APFA's claim that the Company breached the LBFO by declining to provide the promised prefunding match is a typical "minor dispute" under the Railway Labor Act concerning the interpretation of a provision of a labor agreement. The sole mechanism for resolving that dispute is through the contractual grievance process. APFA has invoked that process by filing a Presidential Grievance. Although there is no apparent connection between this minor dispute under the LBFO and the NPA, even if there were, APFA has no legal right to renege on the NPA based on that dispute.

5. Will the Arbitrators' Joint Collective Bargaining Agreement award be binding and valid?

Yes.
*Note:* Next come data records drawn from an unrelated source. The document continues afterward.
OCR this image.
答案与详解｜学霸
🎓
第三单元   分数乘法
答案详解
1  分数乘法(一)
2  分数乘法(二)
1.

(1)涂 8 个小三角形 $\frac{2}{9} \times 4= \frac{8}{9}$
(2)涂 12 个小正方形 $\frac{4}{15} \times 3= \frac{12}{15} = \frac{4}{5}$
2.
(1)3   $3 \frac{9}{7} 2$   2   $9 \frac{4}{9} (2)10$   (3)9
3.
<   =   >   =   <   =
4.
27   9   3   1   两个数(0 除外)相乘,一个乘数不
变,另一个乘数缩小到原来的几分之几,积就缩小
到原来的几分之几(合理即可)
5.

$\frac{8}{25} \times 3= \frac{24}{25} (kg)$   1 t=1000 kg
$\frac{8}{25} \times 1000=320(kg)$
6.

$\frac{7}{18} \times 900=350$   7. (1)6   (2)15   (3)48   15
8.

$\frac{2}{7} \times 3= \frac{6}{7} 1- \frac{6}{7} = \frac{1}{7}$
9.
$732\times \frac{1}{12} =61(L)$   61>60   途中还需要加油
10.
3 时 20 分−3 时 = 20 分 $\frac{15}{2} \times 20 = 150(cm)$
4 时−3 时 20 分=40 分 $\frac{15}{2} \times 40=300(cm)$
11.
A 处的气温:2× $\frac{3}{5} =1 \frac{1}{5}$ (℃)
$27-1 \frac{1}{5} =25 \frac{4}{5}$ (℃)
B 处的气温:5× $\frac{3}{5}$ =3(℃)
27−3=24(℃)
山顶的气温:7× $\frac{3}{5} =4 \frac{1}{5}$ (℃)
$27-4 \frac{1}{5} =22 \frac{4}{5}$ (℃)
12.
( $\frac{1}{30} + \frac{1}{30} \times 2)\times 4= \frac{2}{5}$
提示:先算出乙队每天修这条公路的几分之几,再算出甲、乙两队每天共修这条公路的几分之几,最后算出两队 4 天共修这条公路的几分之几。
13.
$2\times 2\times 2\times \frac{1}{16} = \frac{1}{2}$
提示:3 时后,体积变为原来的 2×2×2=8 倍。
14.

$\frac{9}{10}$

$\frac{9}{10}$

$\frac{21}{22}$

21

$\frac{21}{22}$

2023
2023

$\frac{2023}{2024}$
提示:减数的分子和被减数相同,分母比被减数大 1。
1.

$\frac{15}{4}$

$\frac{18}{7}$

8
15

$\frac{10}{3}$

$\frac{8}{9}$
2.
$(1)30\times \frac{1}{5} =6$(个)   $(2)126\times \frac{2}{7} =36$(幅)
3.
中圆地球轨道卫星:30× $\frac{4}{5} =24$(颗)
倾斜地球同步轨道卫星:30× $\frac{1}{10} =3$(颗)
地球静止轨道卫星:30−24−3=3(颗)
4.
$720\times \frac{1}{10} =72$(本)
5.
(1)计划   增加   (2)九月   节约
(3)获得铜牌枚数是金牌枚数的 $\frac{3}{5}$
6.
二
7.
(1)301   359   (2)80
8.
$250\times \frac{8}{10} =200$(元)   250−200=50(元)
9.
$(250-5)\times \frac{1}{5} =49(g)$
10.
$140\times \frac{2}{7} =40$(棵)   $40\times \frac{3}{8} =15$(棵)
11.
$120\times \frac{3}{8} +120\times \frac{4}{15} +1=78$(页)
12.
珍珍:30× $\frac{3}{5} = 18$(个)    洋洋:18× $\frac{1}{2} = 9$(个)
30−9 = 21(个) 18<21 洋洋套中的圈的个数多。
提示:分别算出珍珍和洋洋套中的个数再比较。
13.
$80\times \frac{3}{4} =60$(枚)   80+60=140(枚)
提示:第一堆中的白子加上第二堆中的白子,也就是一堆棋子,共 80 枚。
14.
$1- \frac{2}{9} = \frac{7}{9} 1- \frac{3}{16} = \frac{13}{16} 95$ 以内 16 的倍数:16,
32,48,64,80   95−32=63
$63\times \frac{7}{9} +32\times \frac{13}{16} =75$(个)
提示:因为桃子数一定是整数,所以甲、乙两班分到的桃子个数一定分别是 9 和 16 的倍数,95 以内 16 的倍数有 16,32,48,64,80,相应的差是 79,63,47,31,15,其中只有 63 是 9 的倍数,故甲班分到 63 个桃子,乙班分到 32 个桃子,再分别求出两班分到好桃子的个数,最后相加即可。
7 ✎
The arbitration process was created in the CLA and implemented in the NPA.

Because both of those documents are binding and valid, the award that results from the interest arbitration will be binding and valid.

* * *

For these reasons, it is our opinion that the CLA, the NPA and their provision for an interest arbitration process are valid and binding, and no membership ratification was required. Any Flight Attendants who might file a lawsuit seeking to invalidate the CLA and the interest arbitration process, the NPA or the interest arbitration award would face what are, in our opinion, insurmountable legal hurdles under the governing federal law principles. In addition to those set out in above, by way of example they will have waited years to file suit, despite the fact that beginning in April 2012 at every step leading up to today's situation - from the negotiations of the CLA, to the Section 1113 process, to the LBFO ratification, to the implementation of the CLA, to the signing of the Agreement on Bargaining and Representation and the NPA, to the implementation of the NPA, to the ensuing 150 day negotiations period, Tentative Agreement and its rejection, APFA has been clear that a single collective bargaining agreement for LUS and LAA Flight Attendants would ultimately be determined in arbitration if no Tentative Agreement was reached, or if one was reached by not ratified.
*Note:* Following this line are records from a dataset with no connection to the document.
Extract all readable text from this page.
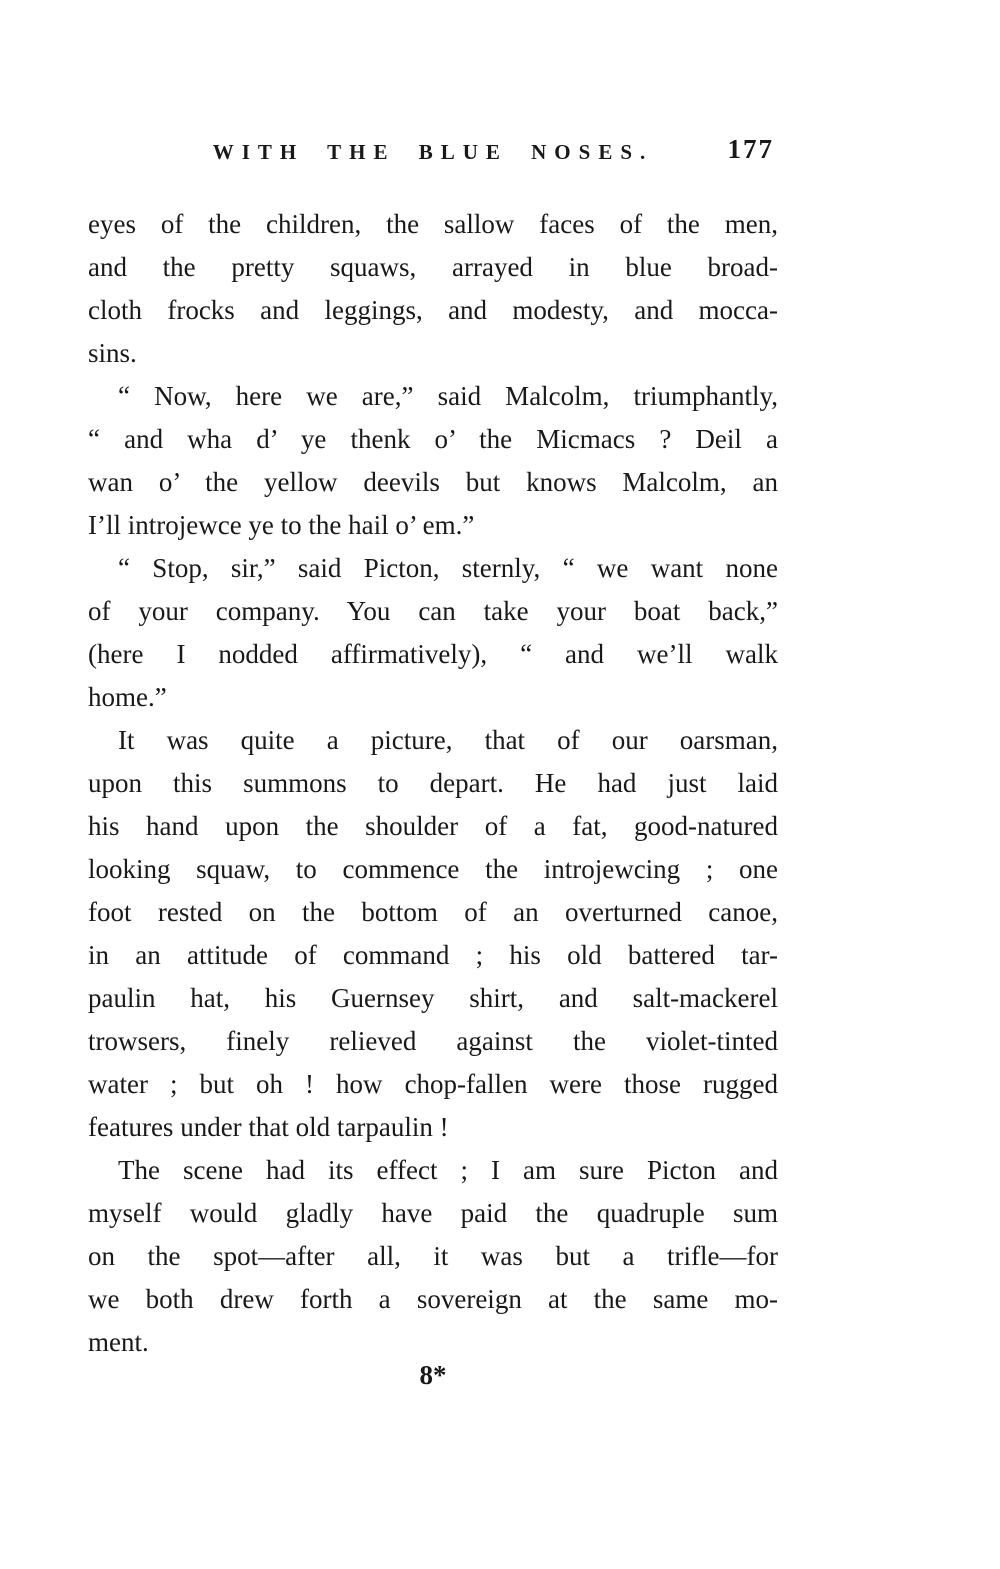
WITH THE BLUE NOSES.	177
eyes of the children, the sallow faces of the men,
and the pretty squaws, arrayed in blue broad-
cloth frocks and leggings, and modesty, and mocca-
sins.
“ Now, here we are,” said Malcolm, triumphantly,
“ and wha d’ ye thenk o’ the Micmacs ? Deil a
wan o’ the yellow deevils but knows Malcolm, an
I’ll introjewce ye to the hail o’ em.”
“ Stop, sir,” said Picton, sternly, “ we want none
of your company. You can take your boat back,”
(here I nodded affirmatively), “ and we’ll walk
home.”
It was quite a picture, that of our oarsman,
upon this summons to depart. He had just laid
his hand upon the shoulder of a fat, good-natured
looking squaw, to commence the introjewcing ; one
foot rested on the bottom of an overturned canoe,
in an attitude of command ; his old battered tar-
paulin hat, his Guernsey shirt, and salt-mackerel
trowsers, finely relieved against the violet-tinted
water ; but oh ! how chop-fallen were those rugged
features under that old tarpaulin !
The scene had its effect ; I am sure Picton and
myself would gladly have paid the quadruple sum
on the spot—after all, it was but a trifle—for
we both drew forth a sovereign at the same mo-
ment.
8*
Moreover, during their delay, Flights Attendants who might file a lawsuit will have reaped the economic benefits of the merger generally and of the CLA specifically, both of which were direct consequences of APFA's actions. Under all of these circumstances, we believe that it extraordinarily unlikely that a court would invalidate an award of the interest arbitration panel issued pursuant to the CLA and the NPA."